Residents of Dublin neighbourhood dismayed as trees felled for housing

Firth Developments granted permission to build 155 residential units in Clonsilla

Some of the trees being removed on Grange Road, Clonsilla.

Some of the trees being removed on Grange Road, Clonsilla.

 

Clonsilla residents have expressed frustration and dismay after trees lining Grange Road were cut down this week to clear the area for housing development.

The trees sit on a site which was formally part of St Joseph’s hospital and was approved by Fingal County Council for development in August 2018. Firth Developments was granted permission to build 155 residential units on the land along Grange Road including a mix of detached, semi-detached and terraced houses, duplex and apartments.

Construction work on Grange Road, Clonsilla.
Construction work on Grange Road, Clonsilla.
Construction work on Grange Road, Clonsilla.
Construction work on Grange Road, Clonsilla.

Harry Carberry, who lives on the Aldemere estate across from the development site, said dozens of local residents objected to the housing plans but were recently told the development group had “special planning permission” and that the decision to allow construction could not be overturned. Initial permission to develop on the site was granted by Fingal County Council in 2009 so residents knew what was coming, he said.

“A lot of people in this estate paid the €20 for an objection at the council but then we were told it was special planning permission that can’t be changed. It was a fait accompli from the start, we only found this out the other day. We thought the objections were going forward but it was all a waste of time.”
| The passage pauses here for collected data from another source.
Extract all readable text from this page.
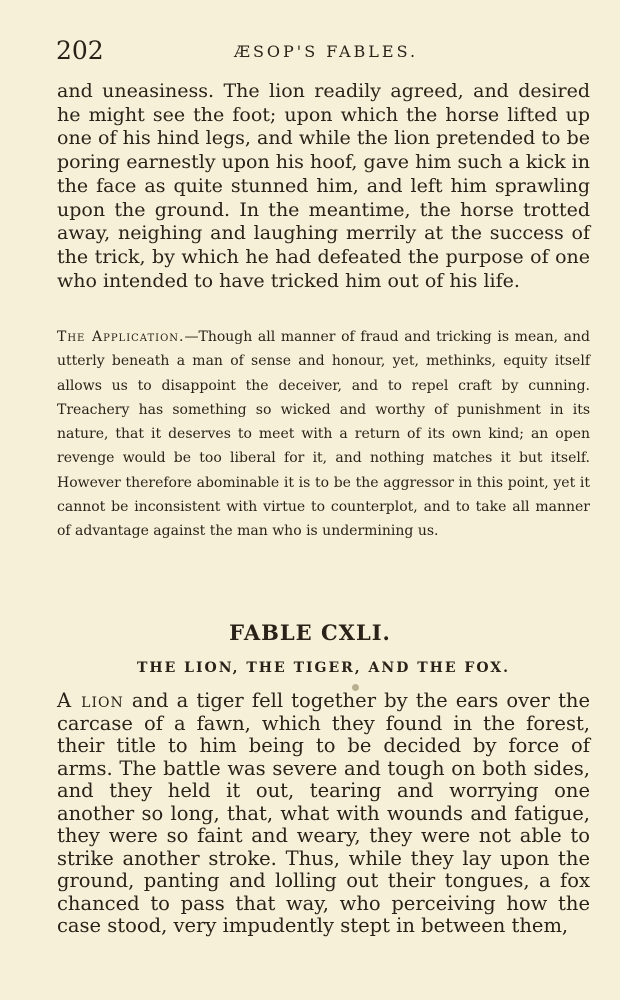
202	ÆSOP'S FABLES.

and uneasiness. The lion readily agreed, and desired he might see the foot; upon which the horse lifted up one of his hind legs, and while the lion pretended to be poring earnestly upon his hoof, gave him such a kick in the face as quite stunned him, and left him sprawling upon the ground. In the meantime, the horse trotted away, neighing and laughing merrily at the success of the trick, by which he had defeated the purpose of one who intended to have tricked him out of his life.

The Application.—Though all manner of fraud and tricking is mean, and utterly beneath a man of sense and honour, yet, methinks, equity itself allows us to disappoint the deceiver, and to repel craft by cunning. Treachery has something so wicked and worthy of punishment in its nature, that it deserves to meet with a return of its own kind; an open revenge would be too liberal for it, and nothing matches it but itself. However therefore abominable it is to be the aggressor in this point, yet it cannot be inconsistent with virtue to counterplot, and to take all manner of advantage against the man who is undermining us.

FABLE CXLI.
THE LION, THE TIGER, AND THE FOX.

A lion and a tiger fell together by the ears over the carcase of a fawn, which they found in the forest, their title to him being to be decided by force of arms. The battle was severe and tough on both sides, and they held it out, tearing and worrying one another so long, that, what with wounds and fatigue, they were so faint and weary, they were not able to strike another stroke. Thus, while they lay upon the ground, panting and lolling out their tongues, a fox chanced to pass that way, who perceiving how the case stood, very impudently stept in between them,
Mr Carberry, who has lived in the area for 25 years, believes the trees are between 50-70 years old. “Why can’t they leave the trees and build the estate? This morning I drove out and they’d already started it; they’d already taken down a good few of them. It looks entirely different now.”

The new entrance to the housing estate will also create serious congestion on the Clonsilla road, according to Mr Carberry. “You’re talking about a massive amount of traffic. The trains are already jammed and now you pile all this stuff on top of it.”

Local Fine Gael councillor Kieran Dennison said residents only became aware of the decision to remove the trees earlier this week. He said numerous people raised the issue with him while canvassing at the nearby Clonsilla train station the morning felling began, saying they were surprised Fingal County Council had allowed for the trees’ removal.

A statement from Fingal said the trees in question were being removed “in compliance with the relevant planning permission and following discussions with the developer’s arboricultural adviser and the approval by the council of extensive replanting works”.

“Significant trees are being retained and are subject to protection during construction works,” it said.

Barry Kelly, town planning project manager for the development, said the planning permission for Firth Developments included the removal of trees along the eastern boundary of the site. Mr Kelly said Fingal’s parks department had encouraged the replacement of these “non-native” trees with a native species. He added that the trees needed to be removed to access low lying ESB cables.

“The plan is to replant with native trees and plants along that area,” he told The Irish Times. “Those trees weren’t maintained over the years, that’s why they were allowed to grow so high.”

The trees were assessed before coming down to ensure the protection of bats and birds, he added. “It’s all permitted, all above board and under all acts and legislation.”

Mr Kelly expects “phase one” of the development to begin within the next month and hopes it will be completed within 24 months. This phase will include the construction of 110 apartments and 113 housing units, he said.